Dorothy smiled. “You are indeed, and you don’t know how happy I am to see you, Elner.”

“Me too, it’s been too long, and you look great.”

“Thank you, Elner. So do you.”

“Oh well,” she laughed. “I’ve gained a few pounds since I last saw you, but I feel fine…except I just fell out of my fig tree, that’s why I’m in this old robe, I hadn’t even gotten dressed for the day yet.”

“I know,” said Dorothy sympathetically. “You took a bad fall.”

“I did, didn’t I? But I don’t think I broke anything. Nothing hurts so far.”

“Good, we don’t want any broken bones.”

Elner sat back in her chair, crossed her feet, and looked around the room and noticed Dorothy’s two yellow canary birds, Dumpling and Moe, were as fat as ever and still chirping away in their cage, and the milk-glass chandelier still hung over the dining room table, with the floral swag curtains. “The place looks just the same. I always loved your house, Dorothy.”

“I know you did.”

“And I loved your show too, everybody missed you so much when you went off the air. There’s never been a better show than yours. Now they have Bud and Jay on in the morning, and they’re pretty good, but they don’t give out recipes like you used to.”

“No, those were the good old days….”

Elner looked around and said, “I smell something good, you don’t just happen to have a cake in the oven, do you?”

“I do,” said Dorothy. “A caramel cake, and as soon as it is done, you and I are going to have some.”

“Oh boy, caramel cake, my favorite.”

“I know, I remembered.”

“So,” said Elner, very happy at the thought of the upcoming cake, “am I in some sort of a holding pattern, resting up, having a little snack, before I go on to my final destination?”

Dorothy smiled and said, “No, honey, this is it.”

“It is?” said a surprised Elner. “Now I’m all confused…. Are you the one I’m supposed to see? You’re not the Maker, are you?”

Dorothy laughed. “Yes, one of them, at least, there are actually two of us, but I wanted a chance to say hello to you first, before we went in for our meeting. You were always one of my favorite people. I always got the biggest kick out of you, always asking those crazy questions.”

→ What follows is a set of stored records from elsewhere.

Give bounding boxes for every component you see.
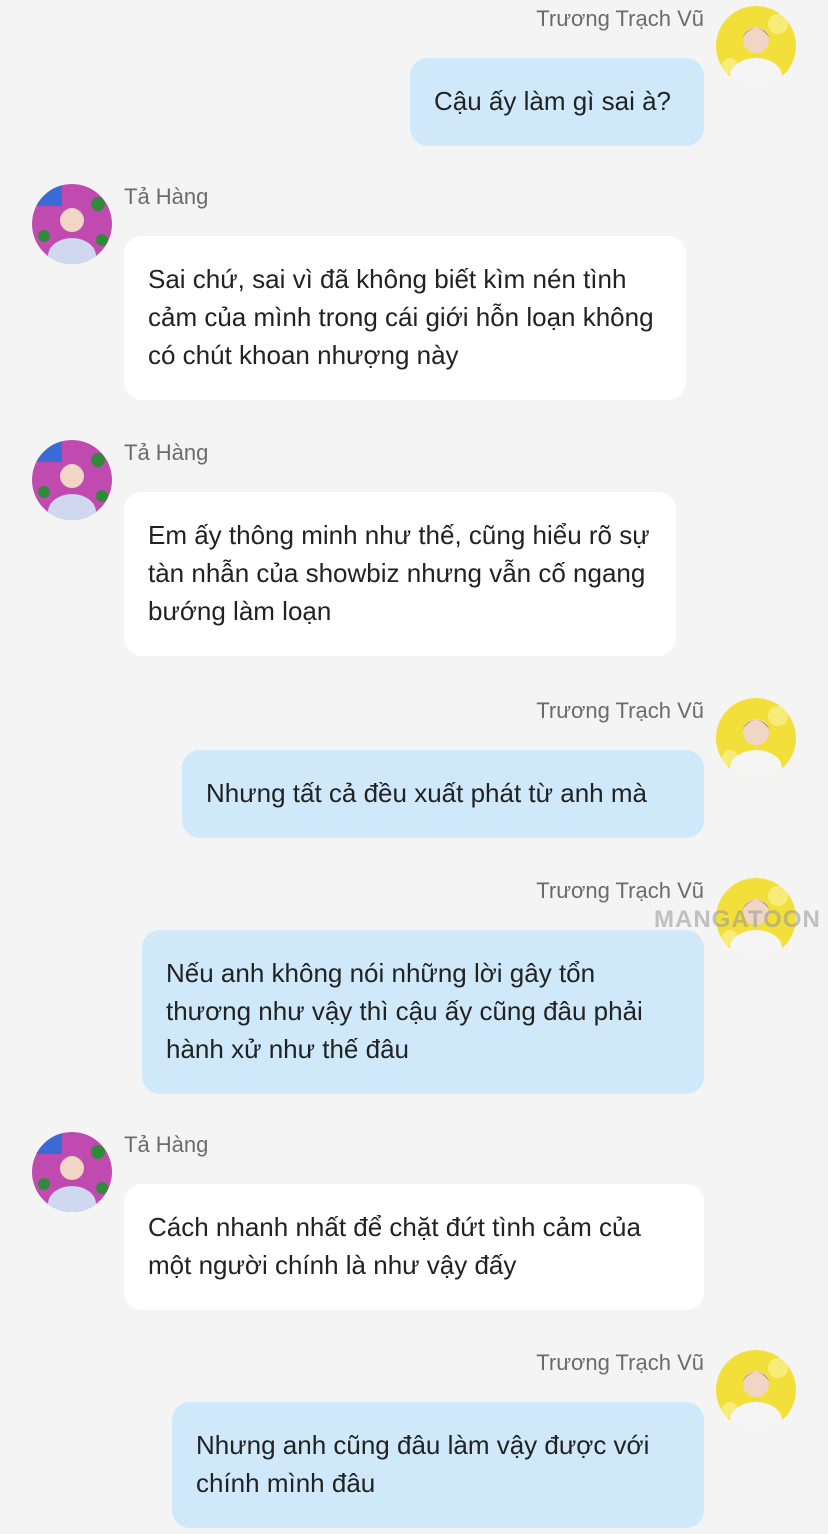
chat-message: Trương Trạch Vũ Nhưng anh cũng đâu làm v… xyxy=(0,1348,828,1534)
avatar-truong-trach-vu[interactable] xyxy=(716,1350,796,1430)
sender-name: Trương Trạch Vũ xyxy=(536,6,704,31)
message-bubble: Em ấy thông minh như thế, cũng hiểu rõ s… xyxy=(124,492,676,656)
avatar-ta-hang[interactable] xyxy=(32,1132,112,1212)
avatar-truong-trach-vu[interactable] xyxy=(716,6,796,86)
sender-name: Trương Trạch Vũ xyxy=(536,878,704,903)
sender-name: Tả Hàng xyxy=(124,1132,209,1157)
sender-name: Trương Trạch Vũ xyxy=(536,698,704,723)
watermark: MANGATOON xyxy=(654,906,821,933)
sender-name: Tả Hàng xyxy=(124,440,209,465)
message-bubble: Nhưng tất cả đều xuất phát từ anh mà xyxy=(182,750,704,838)
chat-message: Tả Hàng Em ấy thông minh như thế, cũng h… xyxy=(0,438,828,658)
sender-name: Tả Hàng xyxy=(124,184,209,209)
message-bubble: Cậu ấy làm gì sai à? xyxy=(410,58,704,146)
avatar-truong-trach-vu[interactable] xyxy=(716,698,796,778)
chat-message: Trương Trạch Vũ Nhưng tất cả đều xuất ph… xyxy=(0,696,828,838)
chat-message: Tả Hàng Sai chứ, sai vì đã không biết kì… xyxy=(0,182,828,402)
message-bubble: Sai chứ, sai vì đã không biết kìm nén tì… xyxy=(124,236,686,400)
avatar-ta-hang[interactable] xyxy=(32,440,112,520)
chat-message: Trương Trạch Vũ Cậu ấy làm gì sai à? xyxy=(0,4,828,146)
chat-message: Tả Hàng Cách nhanh nhất để chặt đứt tình… xyxy=(0,1130,828,1310)
message-bubble: Cách nhanh nhất để chặt đứt tình cảm của… xyxy=(124,1184,704,1310)
avatar-ta-hang[interactable] xyxy=(32,184,112,264)
message-bubble: Nếu anh không nói những lời gây tổn thươ… xyxy=(142,930,704,1094)
message-bubble: Nhưng anh cũng đâu làm vậy được với chín… xyxy=(172,1402,704,1528)
sender-name: Trương Trạch Vũ xyxy=(536,1350,704,1375)
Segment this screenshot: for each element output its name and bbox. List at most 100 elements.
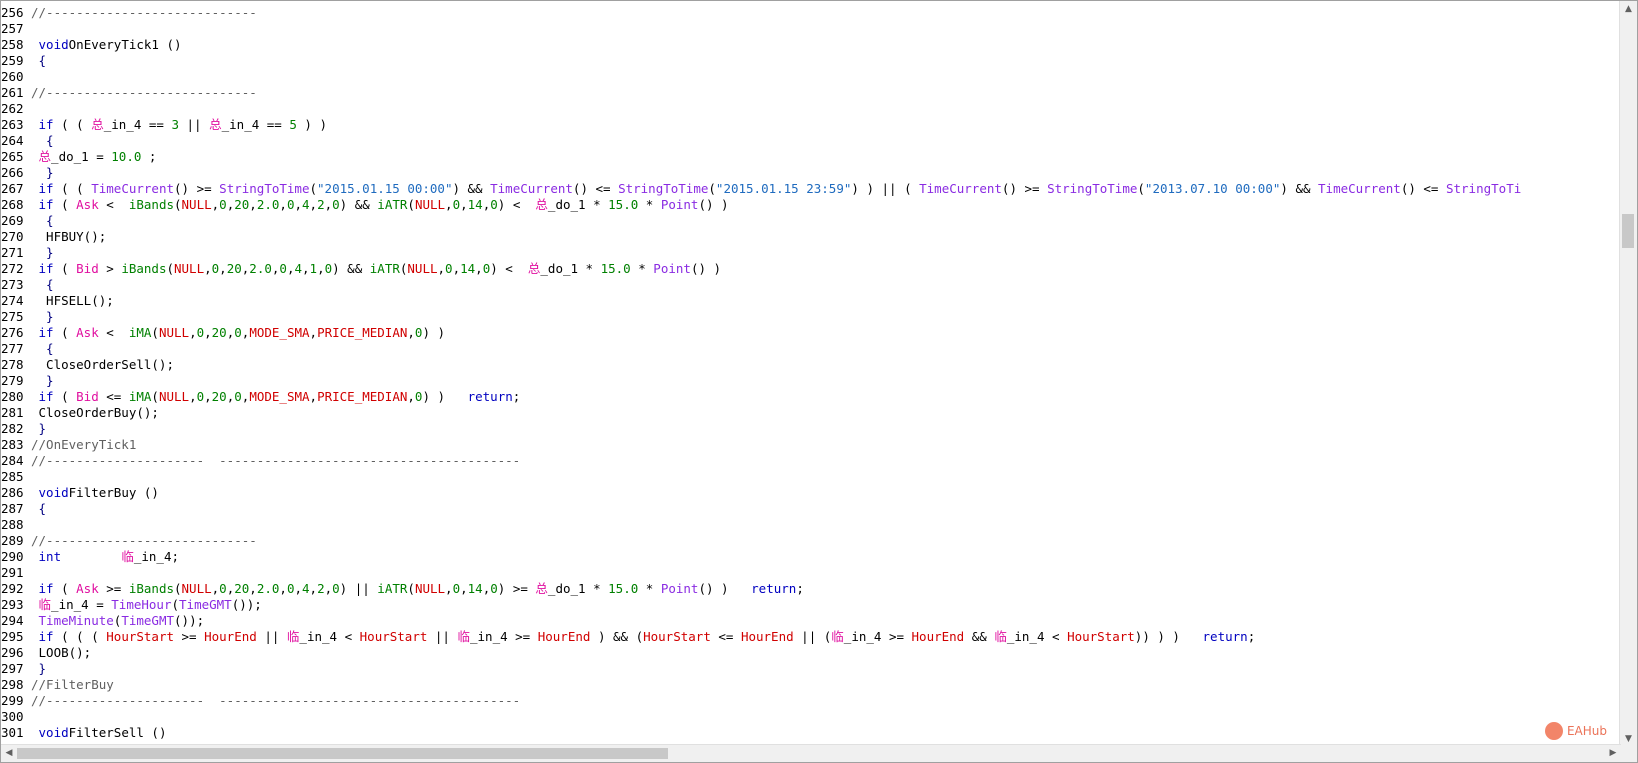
code-line[interactable]: 256 //----------------------------	[1, 5, 1621, 21]
code-line[interactable]: 261 //----------------------------	[1, 85, 1621, 101]
code-token: () <=	[572, 181, 619, 196]
code-line[interactable]: 287 {	[1, 501, 1621, 517]
code-line[interactable]: 262	[1, 101, 1621, 117]
code-token: //OnEveryTick1	[31, 437, 137, 452]
code-line[interactable]: 290 int 临_in_4;	[1, 549, 1621, 565]
code-text: //FilterBuy	[31, 677, 114, 693]
code-line[interactable]: 296 LOOB();	[1, 645, 1621, 661]
line-number: 273	[1, 277, 24, 292]
code-line[interactable]: 267 if ( ( TimeCurrent() >= StringToTime…	[1, 181, 1621, 197]
code-token: (	[53, 197, 77, 212]
code-line[interactable]: 273 {	[1, 277, 1621, 293]
code-line[interactable]: 276 if ( Ask < iMA(NULL,0,20,0,MODE_SMA,…	[1, 325, 1621, 341]
code-line[interactable]: 288	[1, 517, 1621, 533]
code-token: "2015.01.15 00:00"	[317, 181, 453, 196]
horizontal-scrollbar[interactable]: ◀ ▶	[1, 744, 1621, 762]
code-line[interactable]: 292 if ( Ask >= iBands(NULL,0,20,2.0,0,4…	[1, 581, 1621, 597]
scroll-right-icon[interactable]: ▶	[1605, 745, 1621, 762]
code-editor[interactable]: 256 //---------------------------- 257 258 …	[0, 0, 1638, 763]
code-line[interactable]: 268 if ( Ask < iBands(NULL,0,20,2.0,0,4,…	[1, 197, 1621, 213]
code-line[interactable]: 266 }	[1, 165, 1621, 181]
code-token: NULL	[181, 581, 212, 596]
code-token: HourEnd	[537, 629, 591, 644]
code-token: 总	[535, 581, 548, 596]
code-token: HFBUY();	[31, 229, 107, 244]
code-area[interactable]: 256 //---------------------------- 257 258 …	[1, 5, 1621, 745]
code-token: ,	[437, 261, 446, 276]
code-line[interactable]: 282 }	[1, 421, 1621, 437]
code-line[interactable]: 274 HFSELL();	[1, 293, 1621, 309]
code-line[interactable]: 264 {	[1, 133, 1621, 149]
scroll-left-icon[interactable]: ◀	[1, 745, 17, 762]
code-line[interactable]: 269 {	[1, 213, 1621, 229]
code-line[interactable]: 301 voidFilterSell ()	[1, 725, 1621, 741]
code-line[interactable]: 258 voidOnEveryTick1 ()	[1, 37, 1621, 53]
code-line[interactable]: 295 if ( ( ( HourStart >= HourEnd || 临_i…	[1, 629, 1621, 645]
code-line[interactable]: 279 }	[1, 373, 1621, 389]
code-line[interactable]: 286 voidFilterBuy ()	[1, 485, 1621, 501]
code-line[interactable]: 285	[1, 469, 1621, 485]
code-token: if	[31, 117, 54, 132]
code-line[interactable]: 284 //--------------------- -------------…	[1, 453, 1621, 469]
code-token: (	[53, 261, 77, 276]
code-line[interactable]: 277 {	[1, 341, 1621, 357]
code-line[interactable]: 278 CloseOrderSell();	[1, 357, 1621, 373]
vertical-scrollbar[interactable]: ▲ ▼	[1619, 1, 1637, 747]
code-token: () )	[698, 581, 752, 596]
code-token: 10.0	[111, 149, 142, 164]
code-token: 0	[279, 261, 287, 276]
code-line[interactable]: 275 }	[1, 309, 1621, 325]
code-token: )) ) )	[1134, 629, 1203, 644]
code-line[interactable]: 271 }	[1, 245, 1621, 261]
code-line[interactable]: 291	[1, 565, 1621, 581]
code-line[interactable]: 289 //----------------------------	[1, 533, 1621, 549]
code-line[interactable]: 263 if ( ( 总_in_4 == 3 || 总_in_4 == 5 ) …	[1, 117, 1621, 133]
line-number: 275	[1, 309, 24, 324]
code-line[interactable]: 265 总_do_1 = 10.0 ;	[1, 149, 1621, 165]
code-line[interactable]: 270 HFBUY();	[1, 229, 1621, 245]
code-token: <=	[710, 629, 741, 644]
horizontal-scroll-thumb[interactable]	[17, 748, 669, 759]
code-token: *	[638, 581, 661, 596]
code-token: <	[98, 197, 129, 212]
code-line[interactable]: 297 }	[1, 661, 1621, 677]
code-token: ,	[317, 261, 325, 276]
code-line[interactable]: 294 TimeMinute(TimeGMT());	[1, 613, 1621, 629]
code-line[interactable]: 272 if ( Bid > iBands(NULL,0,20,2.0,0,4,…	[1, 261, 1621, 277]
code-token: }	[31, 373, 54, 388]
code-text: {	[31, 213, 54, 229]
scroll-up-icon[interactable]: ▲	[1620, 1, 1637, 17]
code-token: Ask	[76, 325, 99, 340]
code-line[interactable]: 257	[1, 21, 1621, 37]
code-token: ( (	[53, 117, 92, 132]
code-token: StringToTi	[1445, 181, 1522, 196]
code-line[interactable]: 259 {	[1, 53, 1621, 69]
code-token: void	[31, 485, 69, 500]
code-token: _in_4 <	[299, 629, 360, 644]
code-line[interactable]: 298 //FilterBuy	[1, 677, 1621, 693]
code-line[interactable]: 260	[1, 69, 1621, 85]
code-token: 0	[219, 581, 227, 596]
code-token: ,	[407, 389, 415, 404]
code-line[interactable]: 280 if ( Bid <= iMA(NULL,0,20,0,MODE_SMA…	[1, 389, 1621, 405]
code-token: ,	[309, 389, 318, 404]
code-token: int	[31, 549, 62, 564]
code-line[interactable]: 283 //OnEveryTick1	[1, 437, 1621, 453]
code-token: TimeCurrent	[919, 181, 1002, 196]
code-line[interactable]: 293 临_in_4 = TimeHour(TimeGMT());	[1, 597, 1621, 613]
code-text: CloseOrderBuy();	[31, 405, 159, 421]
line-number: 301	[1, 725, 24, 740]
code-line[interactable]: 299 //--------------------- -------------…	[1, 693, 1621, 709]
code-token: NULL	[174, 261, 205, 276]
code-token: ,	[204, 389, 212, 404]
code-text: if ( Bid > iBands(NULL,0,20,2.0,0,4,1,0)…	[31, 261, 722, 277]
code-text: }	[31, 245, 54, 261]
code-line[interactable]: 281 CloseOrderBuy();	[1, 405, 1621, 421]
code-token: ,	[475, 261, 483, 276]
code-token: Ask	[76, 197, 99, 212]
vertical-scroll-thumb[interactable]	[1622, 214, 1634, 249]
line-number: 290	[1, 549, 24, 564]
code-line[interactable]: 300	[1, 709, 1621, 725]
code-text: }	[31, 373, 54, 389]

“Well, thank you,” she said. “You were always one of mine, but…I always thought you were just a regular person, it never occurred to me that you were anything other than just my friend, now I’m just mortified…I never dreamed you were…well, who you are. Will that count against me?”

Dorothy shook her head. “No, and you have no need to be mortified over anything.”

“I don’t?”

“No, the Dorothy Smith that you knew was the real Dorothy Smith, I’m just speaking to you in her likeness, sort of a look-alike. We always like to use a familiar form, one you would feel comfortable with: we certainly don’t want to scare anybody. You’re not scared, are you?”

“No, just a little confused. You say you look like her, but you’re not really Neighbor Dorothy?”

“That’s right, but in a way I am. There’s a little part of us in everybody.”

Elner tried her best to figure it out. “Oh dear, I think I’m still confused, who’s ‘us’? Ida told me I was going to meet my Maker, and if you’re not you, then who’s that dog over there? Is that Princess Mary Margaret, or just an imposter pretending to be her?”

Dorothy laughed. “I promise you, it’s not all that complicated. Just wait, you’ll see, the whole thing is really very simple. Come on with me, honey, I have someone I want you to meet.”